A number of people have indicated to Sandee that they wish that their names be removed from the membership list. I am not totally sure why some of these people have left. They may have felt that their church future was somewhere else. I know that some felt that there were no opportunities here.

But I also know that there are opportunities here to do many things and that many things can be done. They do not require that everyone in the church take part. That is not a requirement of a community. The one thing that I have discovered and the one thing that makes me personally certain about the future of the church is that the members of the church do work together, that a certain freedom is given to each person to take on whatever task is necessary and get it done, because it is what needs to be done. This is not the same as an individually deciding that they are the only one who can do something because they are acting individually without consultation with the community.

Our word for "strength" stems from a word that means "twisted together". It a comforting thought to realize that God strengthens us or twists Himself with humankind to help us bear life’s load. His Spirit intertwines with our spirit and demands that we strengthen others at their lowest times. The words that Paul wrote in the Epistle reading for today express that very idea. Prison, chains, torture, inquisitions, and questioning played significantly upon Paul’s mind. He could thank God that he had a Barnabas, a Silas, and a Luke who could strengthen him at his spirit’s inner depth.

Paul spoke of the community coming together in a fellowship or partnership, showing that the success of one of one was the success of the community and that the success of the community was the success of one.

The difficulty today is measuring success. In too many churches today, the measure of success is in numbers and other measurable items. But, if we tie the success of a church solely to a set of numbers, then we are asking for trouble. Such results are often so fleeting and so variable that the true results are burnout, discouragement, and weariness. Jesus warned the disciples that despite the fact that they were representing the Kingdom of God, not everyone would be interested or tolerant.

Some people do not want to serve Christ for they think that means doing mission work or preaching the Gospel. And I happen to agree that there are plenty of examples of people who approach the work of Christ in that manner, some good and some bad.

Though we do not all have to enter mission fields or preach the Gospel, we should, through our lives and how we live our lives, be able to show and tell others what Christ means to us. The Spirit given to us by Christ has a remarkable effect on our success. The seventy disciples came back from their first mission work filled with joy and happiness because they set out on their task with Christ in their lives.
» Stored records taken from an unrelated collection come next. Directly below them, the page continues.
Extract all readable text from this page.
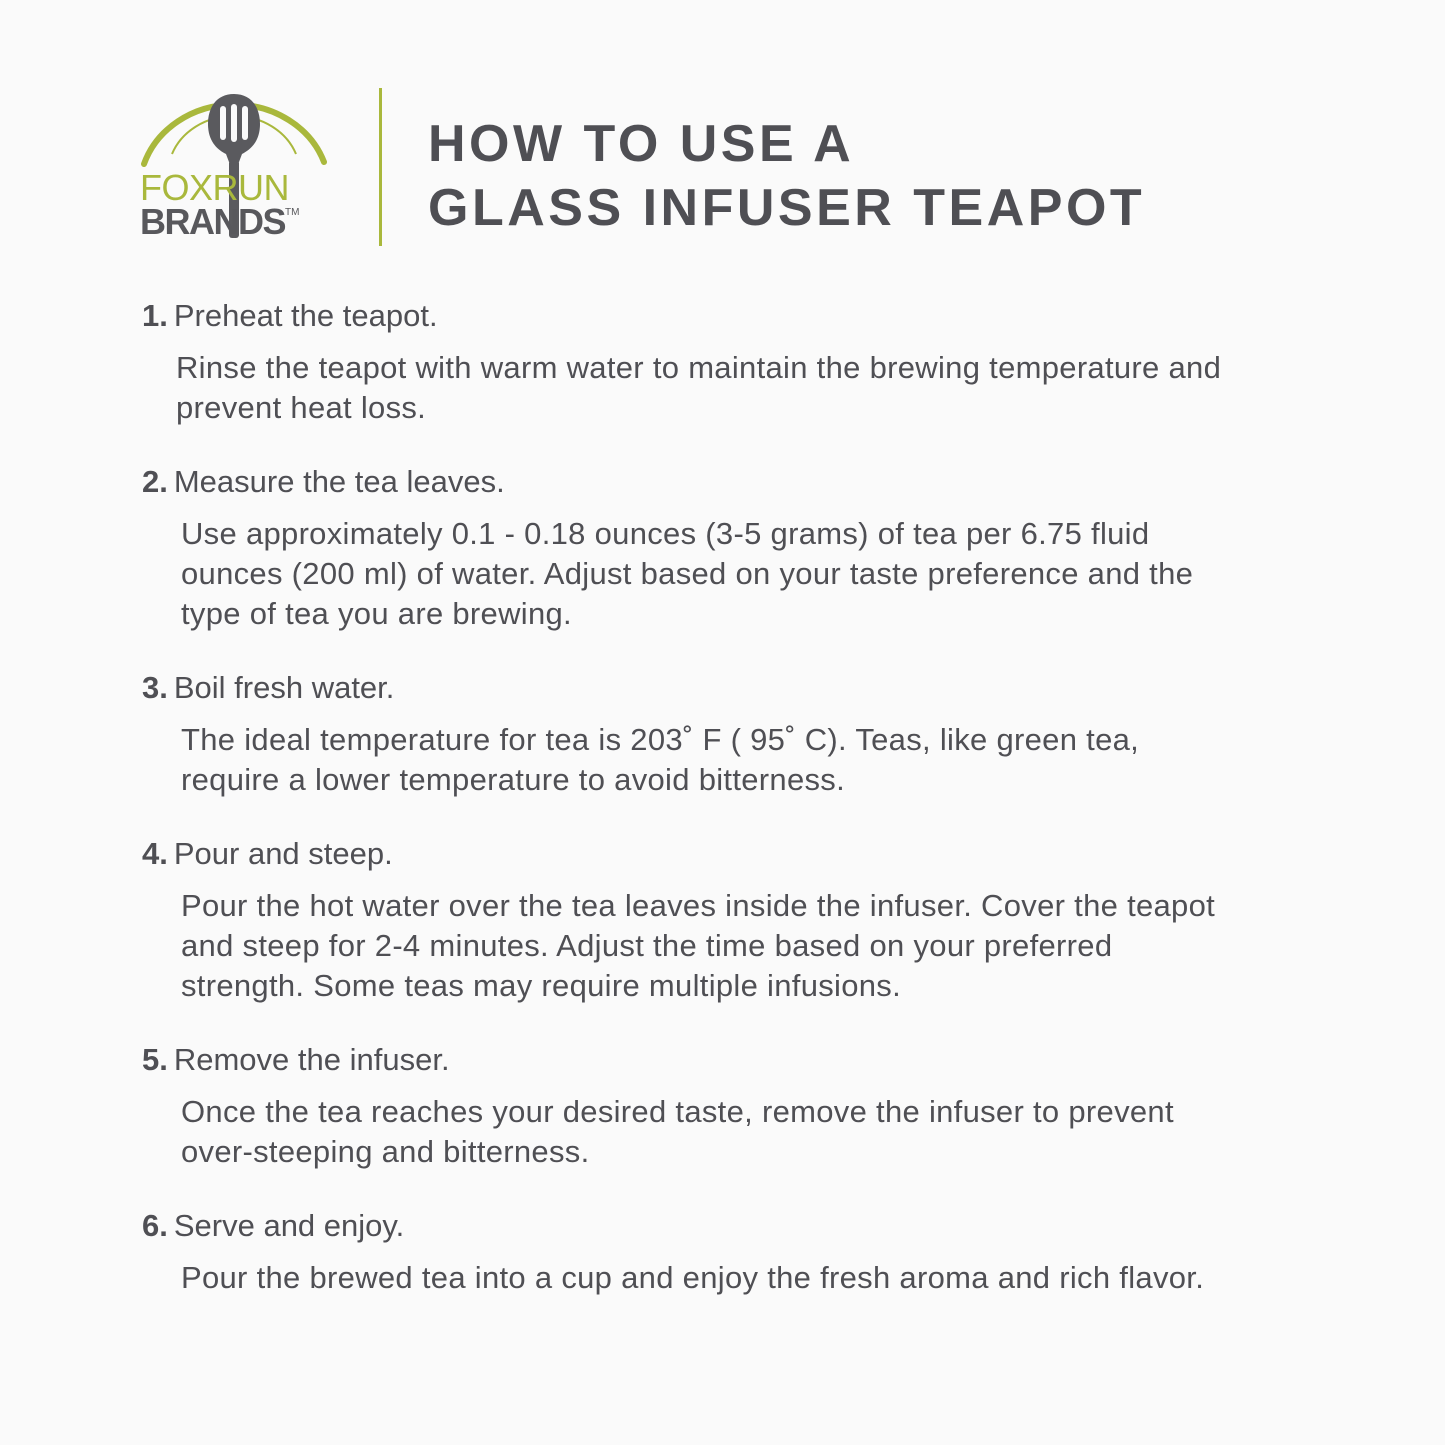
FOXRUN
BRANDS™
HOW TO USE A
GLASS INFUSER TEAPOT
1. Preheat the teapot.
Rinse the teapot with warm water to maintain the brewing temperature and prevent heat loss.
2. Measure the tea leaves.
Use approximately 0.1 - 0.18 ounces (3-5 grams) of tea per 6.75 fluid ounces (200 ml) of water. Adjust based on your taste preference and the type of tea you are brewing.
3. Boil fresh water.
The ideal temperature for tea is 203˚ F ( 95˚ C). Teas, like green tea, require a lower temperature to avoid bitterness.
4. Pour and steep.
Pour the hot water over the tea leaves inside the infuser. Cover the teapot and steep for 2-4 minutes. Adjust the time based on your preferred strength. Some teas may require multiple infusions.
5. Remove the infuser.
Once the tea reaches your desired taste, remove the infuser to prevent over-steeping and bitterness.
6. Serve and enjoy.
Pour the brewed tea into a cup and enjoy the fresh aroma and rich flavor.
Success should mean finding meaning, purpose, and happiness in life. The purpose of the church should be to give hope to those seeking hope, to be a haven for those seeking solace and safety, a place where people can find the purpose and meaning for their lives.

The task at hand for us today is not simply a matter of numbers; rather, it is finding ways to let others know that this place, Walker Valley United Methodist Church, is a place where hope exists, where peace can be found and that success, true success, can be obtained. All that we do in the coming months should be to allow others to know the joy and peace that come from knowing Christ.

The celebration of communion today is a reminder of the task at hand for us and the rewards that we will gain. For as we come to the table we are reminded that Christ knew what His future would be. He knew that it would be seen as a failure to some because He died on the cross. But the resurrection shows that His work was not a failure. We come to the table knowing that His death gives us the hope of eternal life. We come as well in celebration of the success based on that promise.